I’ve been binge watching Jane the Virgin. If you’re not familiar here’s a link.
Anyway, In Season One, somewhere between Chapter 11 & Chapter 19, they all blur together when you’re binge watching, Rafael says to Jane what her Momma Xiomara was trying to tell her since Chapter 5. “We’re too different to have a successful relationship boo.”
That scene got me to thinking about my own relationship goals and expectations for co-parenting.
Had you asked me as a child I would have shared my Cheaper by the Dozen dreams and fantasies complete with list of names, middle names, and illustrations of my future children. (Yes, I had THAT much time on my hands)
The older I got, the further from reality those fantasies drifted.
I watched my mother stay ten years too long trying to make her family fantasies come true. I’m just not that patient.
Like me, Jane grew up without her father present. His absence caused her to spend most of her 23 years of life imagining what it would be like to have two loving parents. When she becomes pregnant (still a virgin), she was game to give the baby to the biological dad, until she found out his marriage was in shambles. Jane desperately wanted her baby to have the loving two parent household she never did.
I remember being a young girl playing with my Generation Girls Barbie collection, declaring my desire to have an Italian baby, a Mexican baby, an Australian baby etc. not connecting that all of these babies would require different fathers.
Fortunately, I eventually got old enough to connect these dots, and I knew I wanted my children to have two loving parents in the same household, like Jane never did.
But then, I looked to a friend. I had this friend as a teenager that I fell in love with and I just knew he would be the father of my imaginary children. We were happy together, I was willing to compromise, and we made each other laugh.
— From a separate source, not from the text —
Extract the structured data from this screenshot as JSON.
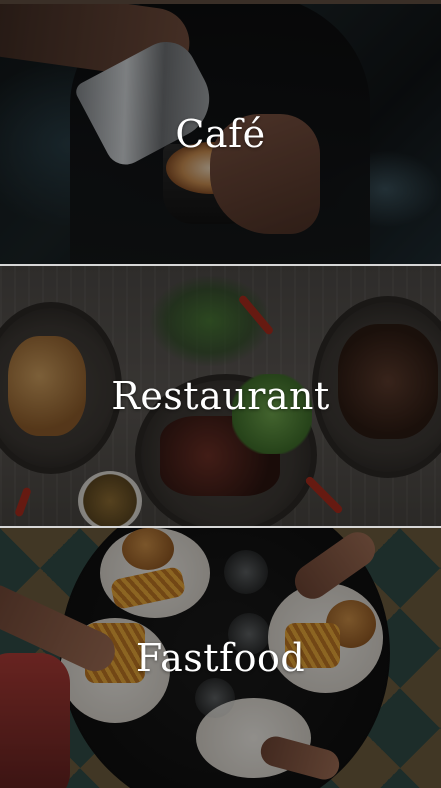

I knew we had differing opinions on some things when it came to child rearing, but we were kids, and grown-ups work things like that out. We jokingly shared dreams of our future together, and even agreed to marry each other if neither of us were married by the time I turned 25. When I was 19 however, those dreams blew up in flames. Much like how Step Dad #1 having a baby ended the seven-year friendship and relationship with my mother, my friend confessed his love to me, only to marry someone else two weeks later.
I’ve never drawn any illustrations of my unborn children since then.
I’ve also ended several relationships based on my feelings that like Jane and Rafael “We’re too different to raise kids together boo”
I used to want 12 kids, I don’t have dreams like that anymore.